Vikings vs. Cowboys at Metropolitan Stadium (Divisional Playoffs), December 28, 1975
One thing I’m interested to discover in watching all these old games is when exactly football players decided it wasn’t macho to wear long sleeves in cold weather. The 1975 Cowboys-Vikings playoff game was played in very cold conditions – you could see Bud Grant’s breath, which was helpful in that it reassured the viewer that he was actually alive. One of the contrasts to today’s game is that all the players were wearing long undersleeves, with the notable exception of Roger Staubach. I think he and Preston Pearson were the only players on the field in short sleeves.
It seems to me that there was a single game in there that was a turning point, when the players decided it would look unmanly to take the field in short sleeves, although I can’t recollect exactly when that was. Whenever I watch a cold-weather game nowadays, I make a point of rooting for that small handful of players who are sensible enough to dress for the conditions.
Speaking of uniforms, the Vikings jerseys from this game – from this era – were a rich, saturated purple, looking gorgeous even on the several-generation videotape I watched the game on. The Falcons uniforms had a similar texture to them, with a glorious rich red. I think the stretchy mesh jerseys of today don’t hold their colors nearly as well.

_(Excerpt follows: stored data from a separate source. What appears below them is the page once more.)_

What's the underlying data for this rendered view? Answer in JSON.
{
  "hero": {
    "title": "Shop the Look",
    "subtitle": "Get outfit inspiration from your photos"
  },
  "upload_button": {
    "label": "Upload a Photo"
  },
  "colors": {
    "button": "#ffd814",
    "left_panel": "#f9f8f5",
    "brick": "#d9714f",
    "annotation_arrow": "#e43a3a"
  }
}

Metropolitan Stadium appears to have been a crummy place to watch a game. With the football field situated in the center of the baseball field, the sideline stands were a long way from the action. Watching the game on TV, you get an enervated feeling because of that, with long swaths of tarpaulins and snow extending back from the sidelines. The handheld sideline cams showing the coaches would catch the industrial-looking scoreboard with its steel girders, or even gray sky from the open corners of the stadium. Plus, it looks really cold.
For some reason, CBS put Gary Bender and Johnny Unitas on this game, rather than Summerall and Brookshier (who may have been at the Rams/Cardinals game the day before) or Vin Scully and George Allen. Scully and Sonny Jurgensen would do the Rams/Cowboys NFC Championship the following week. Scully, by the way, was a great football announcer; I may be a minority of one here, but I prefer his work on football to his work on baseball.

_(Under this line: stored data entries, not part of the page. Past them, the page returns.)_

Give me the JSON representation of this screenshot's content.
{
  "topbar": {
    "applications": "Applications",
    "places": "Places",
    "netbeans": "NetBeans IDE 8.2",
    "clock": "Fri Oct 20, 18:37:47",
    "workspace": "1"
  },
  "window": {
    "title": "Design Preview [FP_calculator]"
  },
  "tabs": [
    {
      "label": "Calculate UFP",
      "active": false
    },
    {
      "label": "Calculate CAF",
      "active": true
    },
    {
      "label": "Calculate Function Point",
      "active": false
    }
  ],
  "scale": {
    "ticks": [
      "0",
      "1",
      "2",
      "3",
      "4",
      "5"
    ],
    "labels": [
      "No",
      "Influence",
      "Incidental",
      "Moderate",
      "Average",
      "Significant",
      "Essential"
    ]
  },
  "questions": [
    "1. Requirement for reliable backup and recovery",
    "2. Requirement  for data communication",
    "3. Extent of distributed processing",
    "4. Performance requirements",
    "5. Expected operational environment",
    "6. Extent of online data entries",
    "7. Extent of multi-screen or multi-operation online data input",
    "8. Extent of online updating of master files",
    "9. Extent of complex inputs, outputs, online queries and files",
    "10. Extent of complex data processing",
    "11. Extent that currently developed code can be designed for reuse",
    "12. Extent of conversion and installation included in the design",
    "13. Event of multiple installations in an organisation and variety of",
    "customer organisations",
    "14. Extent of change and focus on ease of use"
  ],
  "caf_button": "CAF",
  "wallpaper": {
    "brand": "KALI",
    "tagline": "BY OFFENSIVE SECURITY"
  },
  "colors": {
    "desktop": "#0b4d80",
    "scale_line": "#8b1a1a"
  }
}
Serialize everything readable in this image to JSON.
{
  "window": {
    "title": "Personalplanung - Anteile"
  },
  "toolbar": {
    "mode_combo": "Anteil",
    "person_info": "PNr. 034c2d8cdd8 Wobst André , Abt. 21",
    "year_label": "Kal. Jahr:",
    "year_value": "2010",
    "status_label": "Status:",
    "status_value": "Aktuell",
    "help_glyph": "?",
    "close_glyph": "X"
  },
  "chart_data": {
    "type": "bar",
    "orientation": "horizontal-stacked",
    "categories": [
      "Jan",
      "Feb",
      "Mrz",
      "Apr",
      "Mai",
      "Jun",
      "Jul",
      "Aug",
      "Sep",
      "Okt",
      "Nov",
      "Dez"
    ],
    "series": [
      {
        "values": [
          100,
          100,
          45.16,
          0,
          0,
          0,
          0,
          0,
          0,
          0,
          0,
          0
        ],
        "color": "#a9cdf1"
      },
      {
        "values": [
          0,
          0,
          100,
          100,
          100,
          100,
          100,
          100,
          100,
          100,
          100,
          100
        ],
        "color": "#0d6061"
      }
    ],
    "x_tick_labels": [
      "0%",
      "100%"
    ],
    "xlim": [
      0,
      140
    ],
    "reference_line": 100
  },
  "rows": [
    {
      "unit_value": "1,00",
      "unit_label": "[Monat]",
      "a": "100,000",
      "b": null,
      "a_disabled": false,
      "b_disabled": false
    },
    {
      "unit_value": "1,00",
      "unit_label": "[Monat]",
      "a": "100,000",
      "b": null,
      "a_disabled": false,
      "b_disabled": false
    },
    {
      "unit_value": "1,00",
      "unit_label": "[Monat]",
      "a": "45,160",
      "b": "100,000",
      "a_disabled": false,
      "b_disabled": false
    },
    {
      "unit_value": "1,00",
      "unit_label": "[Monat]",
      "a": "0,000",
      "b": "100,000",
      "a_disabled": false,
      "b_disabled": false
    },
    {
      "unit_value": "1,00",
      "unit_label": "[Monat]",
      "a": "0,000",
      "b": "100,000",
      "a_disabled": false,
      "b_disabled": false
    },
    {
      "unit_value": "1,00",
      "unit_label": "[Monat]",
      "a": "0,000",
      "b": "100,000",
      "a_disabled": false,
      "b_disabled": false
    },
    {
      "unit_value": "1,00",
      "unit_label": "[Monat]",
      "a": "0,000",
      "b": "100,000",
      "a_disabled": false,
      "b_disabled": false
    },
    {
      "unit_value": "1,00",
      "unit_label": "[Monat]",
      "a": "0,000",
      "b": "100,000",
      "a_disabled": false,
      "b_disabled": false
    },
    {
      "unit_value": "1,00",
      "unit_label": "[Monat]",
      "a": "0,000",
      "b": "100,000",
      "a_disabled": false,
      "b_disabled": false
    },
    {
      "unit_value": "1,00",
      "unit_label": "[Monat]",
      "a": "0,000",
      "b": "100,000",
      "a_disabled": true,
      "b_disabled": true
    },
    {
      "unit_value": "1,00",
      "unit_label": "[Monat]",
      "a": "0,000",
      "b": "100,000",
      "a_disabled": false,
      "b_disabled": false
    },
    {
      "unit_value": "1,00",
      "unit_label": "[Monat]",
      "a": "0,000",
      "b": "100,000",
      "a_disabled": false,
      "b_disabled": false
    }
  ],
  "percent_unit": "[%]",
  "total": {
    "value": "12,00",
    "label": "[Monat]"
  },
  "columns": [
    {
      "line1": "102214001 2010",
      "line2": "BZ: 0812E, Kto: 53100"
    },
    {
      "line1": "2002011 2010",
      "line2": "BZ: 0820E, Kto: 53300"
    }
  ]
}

I haven’t said very much about the game itself, I know. I can remember watching this game as a very young Vikings fan and being totally bummed out about the ending, first by Drew Pearson’s amazing sideline catch at the 50 on a fourth and 17 with 37 seconds to go, then by Pearson’s TD catch two plays later.

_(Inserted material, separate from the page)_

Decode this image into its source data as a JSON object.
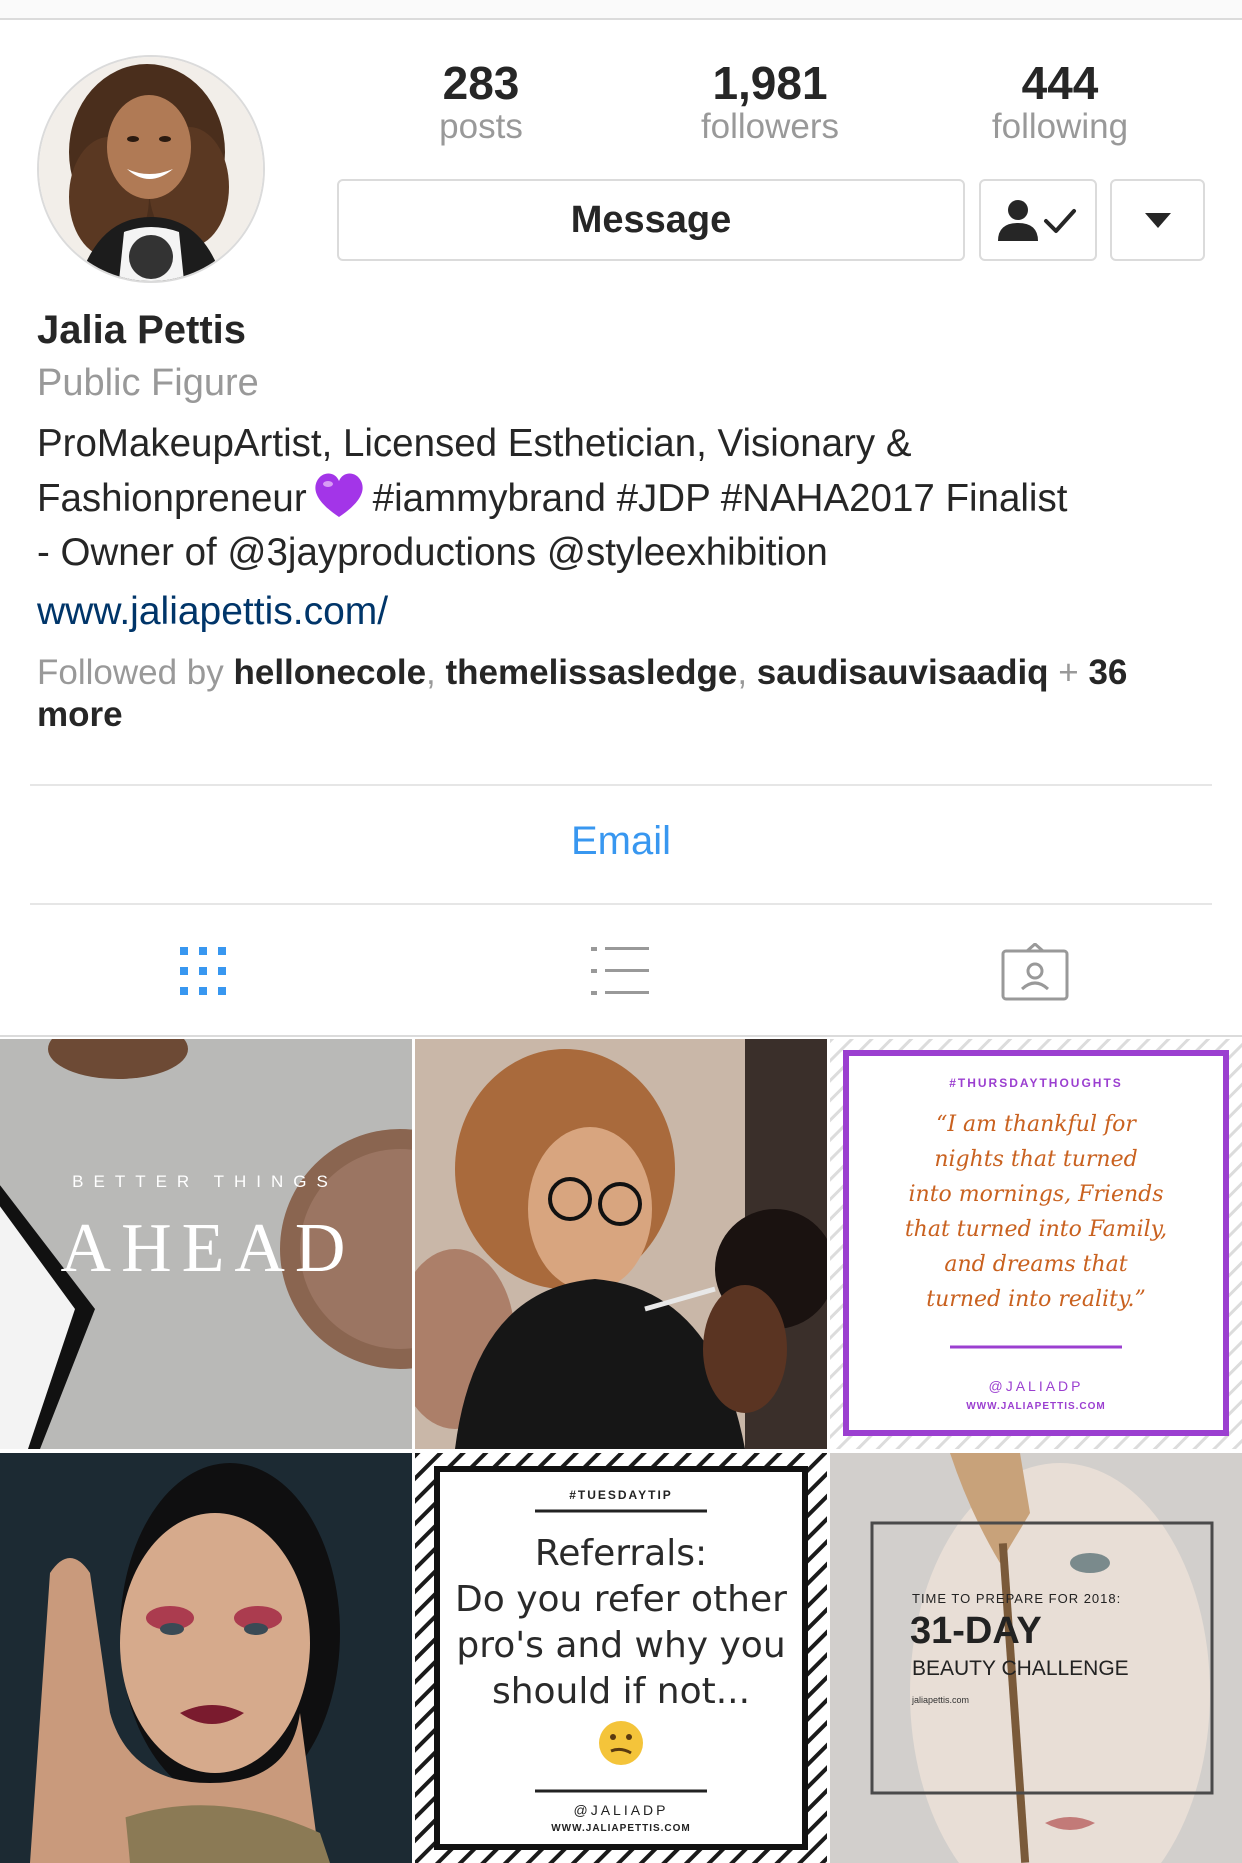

In truth, though, the Vikings didn’t really deserve to win this game. Their first touchdown came after a Cowboy rookie offensive lineman named Pat Donovan stupidly touched a bouncing Vikings punt on his own three-yard line, leading to a Vikings recovery and a quick score. On top of that, it sure looked to me like the Vikings interfered with the man trying to catch the punt, who had signaled for a fair catch. In the end, the Cowboys grossly outgained the Vikings, 356 yards to 215.
Something else you may not know about this game: With 14 seconds left, after the Cowboys scored the winning touchdown, field judge Armen Terzian – who had just decided not to call offensive pass interference on Drew Pearson - got hit by something thrown from the stands and went down like a shot. He would eventually be led off the field with a big white bandage around his head.
Bender speculated that the instrument of destruction was a pop bottle, and Unitas went all “Minnesota, love it or leave it.” He said, “There’s no room in this country for that kind of behavior,” then started rambling on about “Argentina, where they stab the soccer players and stuff like that.” You tell ‘em, Johnny U.